The Ghosts of Gothard and the Headship Charismatics Still Haunt the ACNA

The new Most Rev. Steve Wood’s home diocese’s position on WO bears that out:

Bishop Wood’s position is more nuanced. The Anglican Diocese of the Carolinas Policy for Women in Order has supported the ordination of women as deacons and priests in the church, with the provisionĀ that women may not serve in the office of rector...

Alice Linsley a cultural anthropologist, former Episcopal priest who renounced her orders as a priest after extensive biblical scholarship, told VOL that the weird constraints placed on ordained women in Bishop Steve Wood’s diocese are the result of an unbiblical doctrine called “male headship.”

“Both women and men can be in authority, but not serve in the same roles. In the biblical texts, women of authority are not named as frequently as men of authority simply because the Hebrew were a caste of ruler-priests and women never served as priests. To be right believing means to uphold the received tradition in full. That tradition never involved females at the altar or men in the birthing chamber. Women and men have different roles in God’s plan and design.”

If you hear anyone talking about headship in a Christian church, you can be sure that the ultimate source of that is the one and only Bill Gothard, who made it a cornerstone of his teaching in the 1970’s. It’s been taken up in unlikely places like the Southern Baptist Convention. It was also the wellspring for the “Shepherding Movement” amongst Charismatics (Catholic and Protestant) in the same era, and that got a smackdown from none other than Pat Robertson. But the itch to be “in authority” has if anything gotten worse since that time, as evidenced by the NAR and even the ACNA’s decidedly undemocratic structure.

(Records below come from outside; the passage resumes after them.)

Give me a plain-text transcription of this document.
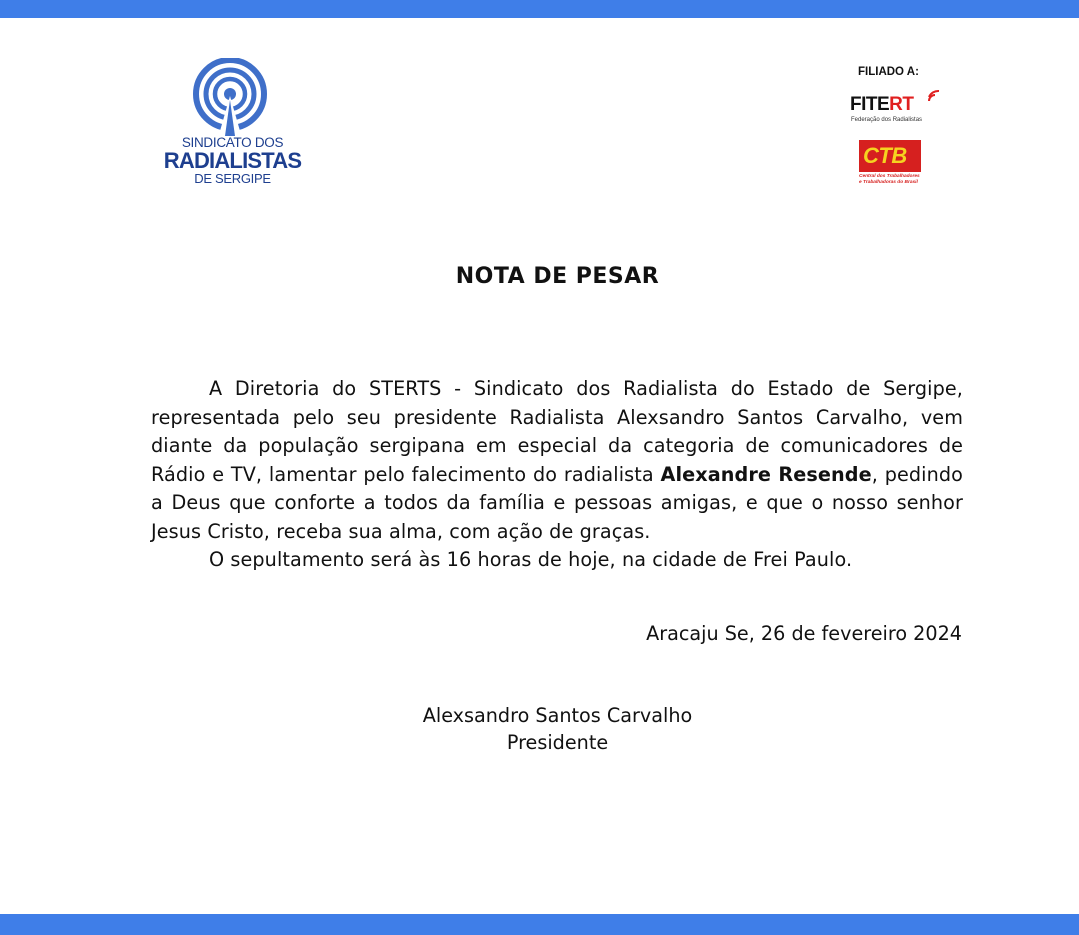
SINDICATO DOS
RADIALISTAS
DE SERGIPE
FILIADO A:
FITERT
Federação dos Radialistas
CTB
Central dos Trabalhadores
e Trabalhadoras do Brasil
NOTA DE PESAR

A Diretoria do STERTS - Sindicato dos Radialista do Estado de Sergipe, representada pelo seu presidente Radialista Alexsandro Santos Carvalho, vem diante da população sergipana em especial da categoria de comunicadores de Rádio e TV, lamentar pelo falecimento do radialista Alexandre Resende, pedindo a Deus que conforte a todos da família e pessoas amigas, e que o nosso senhor Jesus Cristo, receba sua alma, com ação de graças.

O sepultamento será às 16 horas de hoje, na cidade de Frei Paulo.

Aracaju Se, 26 de fevereiro 2024
Alexsandro Santos Carvalho
Presidente
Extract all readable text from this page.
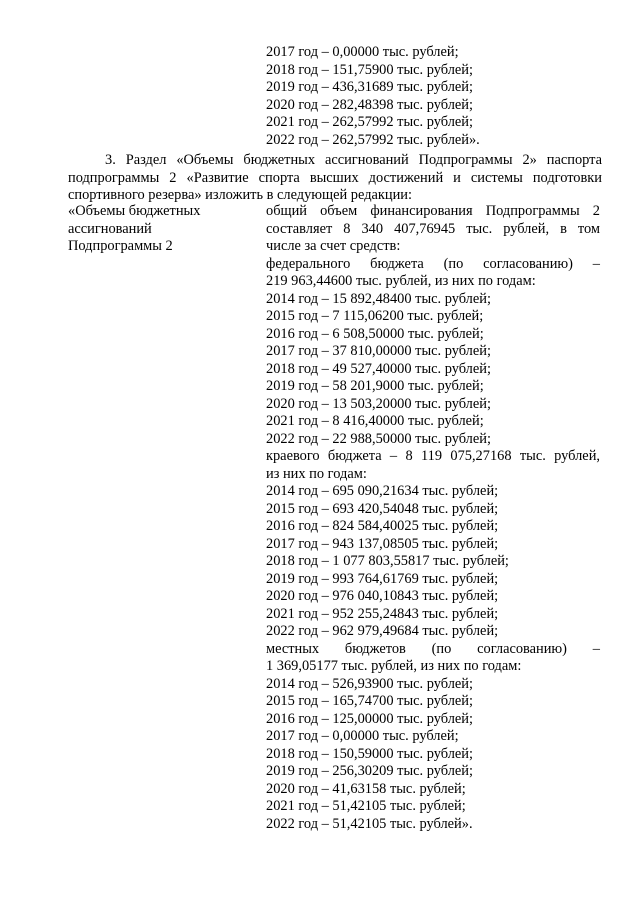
2017 год – 0,00000 тыс. рублей;
2018 год – 151,75900 тыс. рублей;
2019 год – 436,31689 тыс. рублей;
2020 год – 282,48398 тыс. рублей;
2021 год – 262,57992 тыс. рублей;
2022 год – 262,57992 тыс. рублей».
3. Раздел «Объемы бюджетных ассигнований Подпрограммы 2» паспорта
подпрограммы 2 «Развитие спорта высших достижений и системы подготовки
спортивного резерва» изложить в следующей редакции:
«Объемы бюджетных
ассигнований
Подпрограммы 2
общий объем финансирования Подпрограммы 2
составляет 8 340 407,76945 тыс. рублей, в том
числе за счет средств:
федерального бюджета (по согласованию) –
219 963,44600 тыс. рублей, из них по годам:
2014 год – 15 892,48400 тыс. рублей;
2015 год – 7 115,06200 тыс. рублей;
2016 год – 6 508,50000 тыс. рублей;
2017 год – 37 810,00000 тыс. рублей;
2018 год – 49 527,40000 тыс. рублей;
2019 год – 58 201,9000 тыс. рублей;
2020 год – 13 503,20000 тыс. рублей;
2021 год – 8 416,40000 тыс. рублей;
2022 год – 22 988,50000 тыс. рублей;
краевого бюджета – 8 119 075,27168 тыс. рублей,
из них по годам:
2014 год – 695 090,21634 тыс. рублей;
2015 год – 693 420,54048 тыс. рублей;
2016 год – 824 584,40025 тыс. рублей;
2017 год – 943 137,08505 тыс. рублей;
2018 год – 1 077 803,55817 тыс. рублей;
2019 год – 993 764,61769 тыс. рублей;
2020 год – 976 040,10843 тыс. рублей;
2021 год – 952 255,24843 тыс. рублей;
2022 год – 962 979,49684 тыс. рублей;
местных бюджетов (по согласованию) –
1 369,05177 тыс. рублей, из них по годам:
2014 год – 526,93900 тыс. рублей;
2015 год – 165,74700 тыс. рублей;
2016 год – 125,00000 тыс. рублей;
2017 год – 0,00000 тыс. рублей;
2018 год – 150,59000 тыс. рублей;
2019 год – 256,30209 тыс. рублей;
2020 год – 41,63158 тыс. рублей;
2021 год – 51,42105 тыс. рублей;
2022 год – 51,42105 тыс. рублей».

The most serious problem is that, in a chruch with an episcopal structure like the ACNA, the whole concept of the priesthood that goes with this is unBiblical. The desire to be a “fourth Rome” surfaces in things such as the conclave they recently had. I think some of the motivation for that stems from the idea that “the Episcopal church apostacised, the RCC didn’t,” but some of us saw the likes of the current Occupant coming.

The quoted article also notes the following:

There were Hebrew women of authority. Line of descent was traced through high-status wives, especially the cousin brides. Residential arrangements included neolocal, avunculocal, matrilocal, and patrilocal, and the biblical data reveals that the responsibilities and rights of males and females were balanced, yet distinct.

As a Palm Beacher, the whole concept of “high-status wives” ordering around men of lower status is a natural one. Pity the thought that the ACNA is that bourgeois!